The no-fly zone over Libya will not be lifted, but will remain under review, says the new resolution. Though a ban on flights by Libyan civil aircraft will be lifted, Russia pushed for a quick abolishment of all the restrictions in Libya’s airspace.

It is important that the council considers lifting the no-fly zone over Libya, particularly as this no-fly zone is being violated arbitrarily,” Russia’s ambassador to the UN, Vitaly Churkin, told the gathering. “In view of the new reality on the ground, maintaining the no-fly zone no longer makes sense. Its lifting must be part of the international community’s efforts to address the aftermath of the Libya crisis.
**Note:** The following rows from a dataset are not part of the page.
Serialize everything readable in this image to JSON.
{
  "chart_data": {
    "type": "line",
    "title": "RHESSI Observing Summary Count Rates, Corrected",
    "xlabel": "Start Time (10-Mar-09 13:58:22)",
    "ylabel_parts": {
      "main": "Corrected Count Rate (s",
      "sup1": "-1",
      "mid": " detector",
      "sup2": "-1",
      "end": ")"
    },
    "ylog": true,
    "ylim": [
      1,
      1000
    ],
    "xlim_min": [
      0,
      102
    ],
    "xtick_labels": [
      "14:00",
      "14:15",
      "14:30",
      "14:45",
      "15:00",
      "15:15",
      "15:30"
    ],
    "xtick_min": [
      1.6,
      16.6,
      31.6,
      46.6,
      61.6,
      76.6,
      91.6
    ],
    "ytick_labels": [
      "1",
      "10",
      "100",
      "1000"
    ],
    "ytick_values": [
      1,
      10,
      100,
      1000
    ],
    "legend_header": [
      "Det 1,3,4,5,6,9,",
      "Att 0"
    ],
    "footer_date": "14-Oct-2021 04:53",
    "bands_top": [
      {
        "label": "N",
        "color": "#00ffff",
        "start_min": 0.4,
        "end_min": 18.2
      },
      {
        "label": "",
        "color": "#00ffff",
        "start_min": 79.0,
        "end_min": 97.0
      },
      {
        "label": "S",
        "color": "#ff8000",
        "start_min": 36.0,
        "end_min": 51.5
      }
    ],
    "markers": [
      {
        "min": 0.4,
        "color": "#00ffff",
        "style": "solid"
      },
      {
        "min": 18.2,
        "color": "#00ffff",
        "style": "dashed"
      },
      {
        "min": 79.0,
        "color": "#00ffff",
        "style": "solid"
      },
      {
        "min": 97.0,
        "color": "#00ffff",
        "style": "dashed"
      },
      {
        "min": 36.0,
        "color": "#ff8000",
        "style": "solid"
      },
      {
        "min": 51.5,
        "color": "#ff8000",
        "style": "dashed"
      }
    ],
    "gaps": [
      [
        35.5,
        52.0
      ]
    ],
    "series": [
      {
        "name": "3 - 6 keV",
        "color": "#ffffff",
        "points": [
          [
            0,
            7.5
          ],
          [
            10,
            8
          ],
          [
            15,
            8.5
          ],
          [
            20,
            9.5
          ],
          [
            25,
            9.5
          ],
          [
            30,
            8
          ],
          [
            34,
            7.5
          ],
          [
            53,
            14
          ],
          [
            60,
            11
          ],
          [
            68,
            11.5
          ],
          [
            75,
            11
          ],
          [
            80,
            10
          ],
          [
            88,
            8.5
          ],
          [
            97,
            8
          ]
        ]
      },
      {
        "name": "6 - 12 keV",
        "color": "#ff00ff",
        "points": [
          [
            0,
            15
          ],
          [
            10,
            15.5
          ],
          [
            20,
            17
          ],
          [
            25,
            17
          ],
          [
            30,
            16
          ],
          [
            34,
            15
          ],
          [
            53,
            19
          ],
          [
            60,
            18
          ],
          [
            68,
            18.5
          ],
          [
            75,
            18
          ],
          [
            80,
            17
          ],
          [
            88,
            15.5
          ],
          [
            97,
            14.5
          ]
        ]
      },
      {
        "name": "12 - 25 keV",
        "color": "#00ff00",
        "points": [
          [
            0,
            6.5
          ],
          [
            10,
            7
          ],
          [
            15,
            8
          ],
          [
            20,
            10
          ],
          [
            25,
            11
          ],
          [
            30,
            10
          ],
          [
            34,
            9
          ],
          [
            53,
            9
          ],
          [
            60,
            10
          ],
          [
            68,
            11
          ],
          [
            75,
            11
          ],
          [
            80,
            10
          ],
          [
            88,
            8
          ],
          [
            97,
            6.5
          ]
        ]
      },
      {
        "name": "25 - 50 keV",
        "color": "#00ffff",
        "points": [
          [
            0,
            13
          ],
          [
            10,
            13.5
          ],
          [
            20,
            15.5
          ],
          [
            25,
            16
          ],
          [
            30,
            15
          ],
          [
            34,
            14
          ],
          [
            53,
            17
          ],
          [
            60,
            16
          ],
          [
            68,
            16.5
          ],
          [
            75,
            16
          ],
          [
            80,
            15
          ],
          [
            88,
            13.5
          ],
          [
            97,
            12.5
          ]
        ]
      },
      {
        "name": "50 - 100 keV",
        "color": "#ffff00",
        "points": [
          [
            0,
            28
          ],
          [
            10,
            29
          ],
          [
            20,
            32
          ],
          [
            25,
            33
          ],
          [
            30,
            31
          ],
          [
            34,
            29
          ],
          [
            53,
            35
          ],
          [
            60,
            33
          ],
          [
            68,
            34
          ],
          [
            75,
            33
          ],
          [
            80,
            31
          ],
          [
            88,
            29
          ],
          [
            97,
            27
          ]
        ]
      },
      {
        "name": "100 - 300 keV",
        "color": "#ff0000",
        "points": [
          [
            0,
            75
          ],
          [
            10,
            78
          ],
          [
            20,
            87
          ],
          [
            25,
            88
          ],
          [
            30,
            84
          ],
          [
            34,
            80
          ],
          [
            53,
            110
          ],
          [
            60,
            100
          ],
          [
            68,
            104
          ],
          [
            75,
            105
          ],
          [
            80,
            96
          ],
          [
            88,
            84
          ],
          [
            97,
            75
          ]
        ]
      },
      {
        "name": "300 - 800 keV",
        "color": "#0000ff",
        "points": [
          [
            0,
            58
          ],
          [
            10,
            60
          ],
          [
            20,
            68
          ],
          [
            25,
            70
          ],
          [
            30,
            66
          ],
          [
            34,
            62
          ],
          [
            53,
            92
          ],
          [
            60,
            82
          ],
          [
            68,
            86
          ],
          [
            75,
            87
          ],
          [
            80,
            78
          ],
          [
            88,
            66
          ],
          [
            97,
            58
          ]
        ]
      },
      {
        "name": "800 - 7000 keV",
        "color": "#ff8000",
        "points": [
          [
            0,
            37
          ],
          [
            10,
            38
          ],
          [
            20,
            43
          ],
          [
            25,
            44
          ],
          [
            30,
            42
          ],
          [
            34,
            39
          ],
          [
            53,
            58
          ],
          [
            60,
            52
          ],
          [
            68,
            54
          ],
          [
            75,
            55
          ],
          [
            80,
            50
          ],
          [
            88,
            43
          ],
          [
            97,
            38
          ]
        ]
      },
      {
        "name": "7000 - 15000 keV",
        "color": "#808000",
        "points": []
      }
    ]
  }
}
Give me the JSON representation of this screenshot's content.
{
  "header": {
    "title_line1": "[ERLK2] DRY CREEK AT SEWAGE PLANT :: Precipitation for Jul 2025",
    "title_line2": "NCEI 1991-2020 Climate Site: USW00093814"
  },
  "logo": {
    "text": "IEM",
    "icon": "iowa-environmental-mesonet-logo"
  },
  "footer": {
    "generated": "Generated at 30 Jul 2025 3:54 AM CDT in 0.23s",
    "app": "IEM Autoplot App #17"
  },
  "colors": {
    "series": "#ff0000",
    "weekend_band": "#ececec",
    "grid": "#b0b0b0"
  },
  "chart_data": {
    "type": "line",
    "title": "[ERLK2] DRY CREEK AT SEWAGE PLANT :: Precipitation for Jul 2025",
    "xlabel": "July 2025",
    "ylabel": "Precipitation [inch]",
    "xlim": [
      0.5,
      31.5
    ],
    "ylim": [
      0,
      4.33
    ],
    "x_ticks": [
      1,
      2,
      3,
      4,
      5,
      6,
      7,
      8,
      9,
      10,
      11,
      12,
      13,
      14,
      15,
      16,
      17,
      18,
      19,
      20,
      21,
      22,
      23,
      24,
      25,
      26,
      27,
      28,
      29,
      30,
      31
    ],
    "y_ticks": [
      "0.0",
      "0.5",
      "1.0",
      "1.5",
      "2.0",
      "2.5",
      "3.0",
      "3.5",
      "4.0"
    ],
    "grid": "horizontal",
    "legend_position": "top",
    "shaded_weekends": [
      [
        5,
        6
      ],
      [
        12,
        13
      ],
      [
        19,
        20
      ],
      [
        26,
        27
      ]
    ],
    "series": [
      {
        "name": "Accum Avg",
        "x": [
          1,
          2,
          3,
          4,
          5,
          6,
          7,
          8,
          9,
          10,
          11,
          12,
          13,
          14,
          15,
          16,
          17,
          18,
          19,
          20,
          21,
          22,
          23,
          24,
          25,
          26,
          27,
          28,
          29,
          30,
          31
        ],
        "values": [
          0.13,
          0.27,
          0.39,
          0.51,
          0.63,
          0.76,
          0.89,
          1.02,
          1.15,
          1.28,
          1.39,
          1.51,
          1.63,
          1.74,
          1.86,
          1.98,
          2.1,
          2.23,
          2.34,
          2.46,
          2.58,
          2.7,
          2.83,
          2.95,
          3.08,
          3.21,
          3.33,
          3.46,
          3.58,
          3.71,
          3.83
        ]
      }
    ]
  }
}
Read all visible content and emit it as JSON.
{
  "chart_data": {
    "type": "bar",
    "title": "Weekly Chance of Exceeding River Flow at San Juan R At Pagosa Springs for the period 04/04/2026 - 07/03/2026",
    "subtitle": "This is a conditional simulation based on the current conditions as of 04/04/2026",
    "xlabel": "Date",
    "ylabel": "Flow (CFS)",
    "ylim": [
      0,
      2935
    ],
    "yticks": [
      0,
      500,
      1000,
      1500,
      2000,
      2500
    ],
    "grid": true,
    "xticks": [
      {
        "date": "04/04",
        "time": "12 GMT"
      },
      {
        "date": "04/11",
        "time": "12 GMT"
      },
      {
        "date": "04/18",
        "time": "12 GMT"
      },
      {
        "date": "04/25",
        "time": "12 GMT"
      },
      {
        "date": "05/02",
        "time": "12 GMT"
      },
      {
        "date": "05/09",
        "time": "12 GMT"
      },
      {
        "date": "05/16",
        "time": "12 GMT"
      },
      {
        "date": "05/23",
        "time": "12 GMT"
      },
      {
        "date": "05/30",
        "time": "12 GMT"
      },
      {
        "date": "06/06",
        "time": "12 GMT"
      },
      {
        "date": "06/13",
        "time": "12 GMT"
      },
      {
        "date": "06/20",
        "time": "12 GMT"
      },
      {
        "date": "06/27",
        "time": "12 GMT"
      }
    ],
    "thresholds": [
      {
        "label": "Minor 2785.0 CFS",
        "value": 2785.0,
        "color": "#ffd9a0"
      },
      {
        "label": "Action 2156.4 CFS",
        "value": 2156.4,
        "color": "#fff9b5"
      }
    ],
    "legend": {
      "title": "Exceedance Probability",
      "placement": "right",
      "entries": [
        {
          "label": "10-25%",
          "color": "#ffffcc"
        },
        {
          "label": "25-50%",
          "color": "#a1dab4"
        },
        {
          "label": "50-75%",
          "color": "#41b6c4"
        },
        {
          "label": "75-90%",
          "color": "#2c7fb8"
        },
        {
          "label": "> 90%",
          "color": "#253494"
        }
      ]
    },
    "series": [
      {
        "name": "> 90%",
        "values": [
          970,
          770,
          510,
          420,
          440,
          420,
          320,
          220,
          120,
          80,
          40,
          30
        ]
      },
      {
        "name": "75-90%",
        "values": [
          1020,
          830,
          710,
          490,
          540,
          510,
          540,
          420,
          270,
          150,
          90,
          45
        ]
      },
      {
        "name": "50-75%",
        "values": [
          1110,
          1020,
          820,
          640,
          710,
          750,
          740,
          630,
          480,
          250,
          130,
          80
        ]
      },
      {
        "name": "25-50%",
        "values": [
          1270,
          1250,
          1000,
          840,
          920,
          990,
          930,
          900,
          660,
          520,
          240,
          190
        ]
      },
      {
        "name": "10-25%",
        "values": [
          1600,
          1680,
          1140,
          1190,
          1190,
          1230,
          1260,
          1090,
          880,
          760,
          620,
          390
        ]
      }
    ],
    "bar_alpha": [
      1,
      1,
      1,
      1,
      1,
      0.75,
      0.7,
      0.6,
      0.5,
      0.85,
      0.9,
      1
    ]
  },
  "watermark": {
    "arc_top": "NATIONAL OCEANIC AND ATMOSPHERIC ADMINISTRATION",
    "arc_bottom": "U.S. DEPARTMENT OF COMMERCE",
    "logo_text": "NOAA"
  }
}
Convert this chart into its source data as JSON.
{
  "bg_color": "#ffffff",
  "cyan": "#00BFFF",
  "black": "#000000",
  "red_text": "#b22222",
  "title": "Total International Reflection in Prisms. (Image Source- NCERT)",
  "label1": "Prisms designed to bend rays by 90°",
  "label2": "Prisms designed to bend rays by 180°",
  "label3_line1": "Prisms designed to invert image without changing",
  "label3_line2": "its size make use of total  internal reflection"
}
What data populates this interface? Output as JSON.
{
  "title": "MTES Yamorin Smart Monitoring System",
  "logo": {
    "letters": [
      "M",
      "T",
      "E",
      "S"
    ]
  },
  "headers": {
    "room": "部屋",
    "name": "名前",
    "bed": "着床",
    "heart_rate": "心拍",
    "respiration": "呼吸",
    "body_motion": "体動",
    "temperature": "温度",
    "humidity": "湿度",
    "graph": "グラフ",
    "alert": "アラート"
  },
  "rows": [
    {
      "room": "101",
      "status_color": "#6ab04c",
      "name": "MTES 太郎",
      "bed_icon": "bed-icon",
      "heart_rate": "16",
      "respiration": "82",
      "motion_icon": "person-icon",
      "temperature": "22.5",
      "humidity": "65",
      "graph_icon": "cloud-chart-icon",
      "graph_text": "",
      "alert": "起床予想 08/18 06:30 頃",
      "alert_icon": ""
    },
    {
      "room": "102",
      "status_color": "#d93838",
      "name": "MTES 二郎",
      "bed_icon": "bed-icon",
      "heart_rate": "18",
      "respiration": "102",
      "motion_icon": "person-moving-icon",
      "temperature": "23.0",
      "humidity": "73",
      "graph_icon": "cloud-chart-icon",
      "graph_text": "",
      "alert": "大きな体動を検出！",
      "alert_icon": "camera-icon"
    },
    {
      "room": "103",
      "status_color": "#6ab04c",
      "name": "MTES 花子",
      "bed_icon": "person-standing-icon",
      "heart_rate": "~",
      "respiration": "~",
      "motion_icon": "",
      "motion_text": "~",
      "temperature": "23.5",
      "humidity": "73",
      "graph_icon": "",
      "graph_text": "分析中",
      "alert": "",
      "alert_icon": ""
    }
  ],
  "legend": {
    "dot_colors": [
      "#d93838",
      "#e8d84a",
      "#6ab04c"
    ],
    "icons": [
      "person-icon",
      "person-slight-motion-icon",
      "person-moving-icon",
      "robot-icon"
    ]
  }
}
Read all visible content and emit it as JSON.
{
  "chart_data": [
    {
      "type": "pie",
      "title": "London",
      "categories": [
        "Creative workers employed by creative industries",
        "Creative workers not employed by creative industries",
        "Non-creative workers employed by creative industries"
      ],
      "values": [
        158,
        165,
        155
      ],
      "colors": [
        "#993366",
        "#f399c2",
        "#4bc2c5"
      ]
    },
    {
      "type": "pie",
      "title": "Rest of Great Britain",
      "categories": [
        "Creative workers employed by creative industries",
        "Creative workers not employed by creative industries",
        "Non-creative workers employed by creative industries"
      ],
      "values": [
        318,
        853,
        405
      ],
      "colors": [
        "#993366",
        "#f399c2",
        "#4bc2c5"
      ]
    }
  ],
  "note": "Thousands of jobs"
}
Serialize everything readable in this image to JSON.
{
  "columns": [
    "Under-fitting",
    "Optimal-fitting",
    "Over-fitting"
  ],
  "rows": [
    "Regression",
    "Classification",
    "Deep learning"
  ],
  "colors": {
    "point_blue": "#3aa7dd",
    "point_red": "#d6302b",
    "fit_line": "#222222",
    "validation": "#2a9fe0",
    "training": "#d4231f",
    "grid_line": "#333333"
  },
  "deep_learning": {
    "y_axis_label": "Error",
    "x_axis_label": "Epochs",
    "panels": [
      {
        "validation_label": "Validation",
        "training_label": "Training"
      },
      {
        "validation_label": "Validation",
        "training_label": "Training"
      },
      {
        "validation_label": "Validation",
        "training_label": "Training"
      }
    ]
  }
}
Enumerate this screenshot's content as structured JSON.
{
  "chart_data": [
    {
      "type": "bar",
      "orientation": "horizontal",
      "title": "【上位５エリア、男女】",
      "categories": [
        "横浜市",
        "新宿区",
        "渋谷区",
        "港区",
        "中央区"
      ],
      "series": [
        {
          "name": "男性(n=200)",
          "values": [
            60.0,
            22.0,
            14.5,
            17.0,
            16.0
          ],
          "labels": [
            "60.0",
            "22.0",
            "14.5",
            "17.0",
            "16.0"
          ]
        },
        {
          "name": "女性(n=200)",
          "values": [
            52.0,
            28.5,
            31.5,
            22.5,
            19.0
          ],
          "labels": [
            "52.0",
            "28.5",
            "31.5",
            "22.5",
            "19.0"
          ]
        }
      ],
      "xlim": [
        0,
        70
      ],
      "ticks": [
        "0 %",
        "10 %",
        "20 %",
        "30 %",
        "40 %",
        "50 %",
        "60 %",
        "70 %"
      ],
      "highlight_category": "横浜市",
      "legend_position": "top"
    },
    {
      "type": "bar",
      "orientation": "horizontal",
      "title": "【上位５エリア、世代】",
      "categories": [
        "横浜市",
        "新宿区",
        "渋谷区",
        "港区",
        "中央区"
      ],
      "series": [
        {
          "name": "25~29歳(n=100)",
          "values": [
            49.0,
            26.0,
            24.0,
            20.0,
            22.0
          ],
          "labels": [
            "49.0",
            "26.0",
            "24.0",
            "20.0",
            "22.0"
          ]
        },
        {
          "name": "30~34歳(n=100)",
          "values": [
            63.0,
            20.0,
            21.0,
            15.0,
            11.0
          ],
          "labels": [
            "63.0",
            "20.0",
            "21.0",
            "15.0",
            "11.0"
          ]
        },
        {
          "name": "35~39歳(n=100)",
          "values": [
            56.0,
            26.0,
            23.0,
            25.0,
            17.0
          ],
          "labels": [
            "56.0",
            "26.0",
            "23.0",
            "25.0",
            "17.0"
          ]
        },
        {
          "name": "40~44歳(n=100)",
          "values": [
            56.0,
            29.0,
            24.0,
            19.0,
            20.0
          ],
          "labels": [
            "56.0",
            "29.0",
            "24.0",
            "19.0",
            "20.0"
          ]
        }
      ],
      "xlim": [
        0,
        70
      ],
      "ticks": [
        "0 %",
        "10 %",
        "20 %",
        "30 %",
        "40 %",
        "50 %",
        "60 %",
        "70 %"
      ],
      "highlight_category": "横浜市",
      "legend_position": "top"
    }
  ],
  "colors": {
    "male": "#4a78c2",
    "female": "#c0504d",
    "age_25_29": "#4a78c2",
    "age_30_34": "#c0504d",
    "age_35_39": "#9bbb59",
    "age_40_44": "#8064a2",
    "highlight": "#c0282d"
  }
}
But some economic sanctions will be pulled back, releasing the billions of dollars belonging to Gaddafi’s regime. Thus, the assets of two major Libyan oil companies will be unfrozen and sanctions against several prominent financial institutions, including the Central Bank of Libya, softened.

The asset freeze and travel ban against Colonel Gaddafi and key family members and regime supporters will be retained, reports the Associated Press.

The arms embargo remains a stumbling block. Russia insists on lifting the ban on small arms supplies to Libya to protect UN personnel and diplomats, but the French and British envoys have not made any concrete propositions on that matter. Nevertheless, the embargo was modified to allow the new Libyan authorities to buy arms “intended solely for security or disarmament assistance.

­The UN Security Council pledging to turn Libya into a democratic state would benefit the average Libyan, says Carmen Russell-Sluchansky, a host and analyst at the Voice of Russia radio station. But the analyst believes now that Muammar Gaddafi and his military machine are out, it will be hard for the country to achieve unity in a democratic manner.

Everybody is going to be imposing their particular interest,” he told RT. “Unfortunately, I am not very hopeful that unity will come very easily, if at all – for some period of time. You have a number of different factions within the rebels. You have those looking for a true pluralistic secular government, which the NTC has generally promised. But at the same time you have to give enough support to other members of the society – [including] the more Islamic and even fundamentalists among them, who are talking about putting the Shariah law into the constitution.